Nous reprenons ici le titre que Caroline Eliacheff a donné à son livre qui revient sur une affaire qui a remis sur la table un débat qui semble être une source inépuisable de questionnements en France. La problématique est la suivante : « Doit-on élargir le champ de la laïcité au privé ? ». Mais la question va bien au-delà : Quelle est la place de la liberté religieuse dans la république française ? Quelle définition attribue-t-on à la laïcité ? Nous replacerons ici le débat dans le contexte de la crèche Baby-Loup située à Chanteloup-les-Vignes et tenterons d’examiner les différents arguments avancés et développerons l’arrêt de la Cour le 27 novembre prochain.

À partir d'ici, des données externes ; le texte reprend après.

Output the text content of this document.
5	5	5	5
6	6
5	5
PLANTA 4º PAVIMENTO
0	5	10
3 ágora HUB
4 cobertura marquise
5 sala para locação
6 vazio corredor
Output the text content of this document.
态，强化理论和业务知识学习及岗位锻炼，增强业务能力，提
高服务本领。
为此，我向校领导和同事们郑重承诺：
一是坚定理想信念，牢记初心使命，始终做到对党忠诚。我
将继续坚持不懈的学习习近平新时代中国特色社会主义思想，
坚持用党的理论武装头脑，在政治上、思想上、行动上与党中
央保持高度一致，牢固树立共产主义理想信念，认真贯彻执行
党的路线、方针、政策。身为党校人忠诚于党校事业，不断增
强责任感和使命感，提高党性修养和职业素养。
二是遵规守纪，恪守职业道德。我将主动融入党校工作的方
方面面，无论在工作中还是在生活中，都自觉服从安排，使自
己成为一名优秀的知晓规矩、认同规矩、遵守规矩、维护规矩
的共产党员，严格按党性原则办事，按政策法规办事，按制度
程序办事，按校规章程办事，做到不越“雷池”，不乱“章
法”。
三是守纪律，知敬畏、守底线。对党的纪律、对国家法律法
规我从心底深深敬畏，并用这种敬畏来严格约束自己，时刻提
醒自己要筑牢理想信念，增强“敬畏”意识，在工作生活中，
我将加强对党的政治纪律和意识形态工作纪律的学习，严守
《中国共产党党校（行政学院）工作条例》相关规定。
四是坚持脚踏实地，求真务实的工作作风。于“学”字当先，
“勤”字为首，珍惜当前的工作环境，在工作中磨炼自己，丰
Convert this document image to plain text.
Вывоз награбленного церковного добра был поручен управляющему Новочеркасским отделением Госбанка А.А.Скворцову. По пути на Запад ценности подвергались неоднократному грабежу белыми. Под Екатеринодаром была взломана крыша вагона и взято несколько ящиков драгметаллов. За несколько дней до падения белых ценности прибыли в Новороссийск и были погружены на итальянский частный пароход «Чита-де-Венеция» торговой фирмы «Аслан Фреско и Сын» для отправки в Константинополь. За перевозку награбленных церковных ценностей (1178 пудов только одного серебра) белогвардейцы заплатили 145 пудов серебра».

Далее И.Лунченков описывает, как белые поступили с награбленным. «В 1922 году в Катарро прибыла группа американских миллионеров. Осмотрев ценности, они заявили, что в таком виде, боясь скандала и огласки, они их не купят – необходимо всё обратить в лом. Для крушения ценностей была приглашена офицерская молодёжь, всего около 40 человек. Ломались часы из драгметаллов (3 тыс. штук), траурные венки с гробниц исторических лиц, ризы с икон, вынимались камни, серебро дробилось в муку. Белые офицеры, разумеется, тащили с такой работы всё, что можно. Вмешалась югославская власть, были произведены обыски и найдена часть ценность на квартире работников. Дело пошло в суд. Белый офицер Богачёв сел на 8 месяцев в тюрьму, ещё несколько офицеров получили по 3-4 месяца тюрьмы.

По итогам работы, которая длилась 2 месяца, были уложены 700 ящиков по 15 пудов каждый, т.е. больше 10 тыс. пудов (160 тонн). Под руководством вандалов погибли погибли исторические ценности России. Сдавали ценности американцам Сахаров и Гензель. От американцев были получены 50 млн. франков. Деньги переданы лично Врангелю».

Nous sommes en 1991, à Chanteloup-les-Vignes. C’est ici qu’est ouverte la crèche Baby-Loup, une crèche associative bénéficiant à 80% de subventions publiques et ouverte chaque jour de la semaine, aubaine pour un quartier où nombre de familles tentent de surmonter le quotidien en cumulant les emplois. Fatima Afif y travaille jusqu’en 2003 où elle, pour cause de congé parental, s’interrompt pour une période de cinq ans. A son retour, elle affirme vouloir quitter son emploi en échange d’indemnités, ce qui lui sera refusé par la directrice Natalia Baléato. En réaction à cela, elle mentionne son intention de garder son foulard au travail, intention qui n’est pas sans déplaire à la directrice qui fait référence au règlement de la crèche invoquant une « neutralité philosophique, politique et confessionnelle ». Alors que les éléments de discorde ne cessent de s’ajouter, Fatima Afif sera finalement licenciée pour faute grave en décembre 2008. Cette décision fera crier Fatima Afif à l’injustice, c’est donc vers la justice qu’elle décide de se tourner. En novembre 2010, le conseil des prud’hommes confirme le raisonnement de Natalia Baléato et par la même occasion le licenciement de l’employée, le tout rencontrant à nouveau l’aval de la Cour d’appel de Versailles en octobre 2011. Cependant, en mars 2013, l’affaire prend un tout autre tournant : la Cour de Cassation décide de casser l’arrêt précédent : elle donne raison à Fatima Afif.
Quel est son raisonnement ? Selon l’article 2 de la loi de 1905, seuls les agents de service public ont une obligation de neutralité. Or ici, le caractère privé de la crèche Baby-Loup fait dire à la Cour de Cassation que procéder à un tel licenciement relève d’une « discrimination en raison des convictions religieuses » de Fatima Afif.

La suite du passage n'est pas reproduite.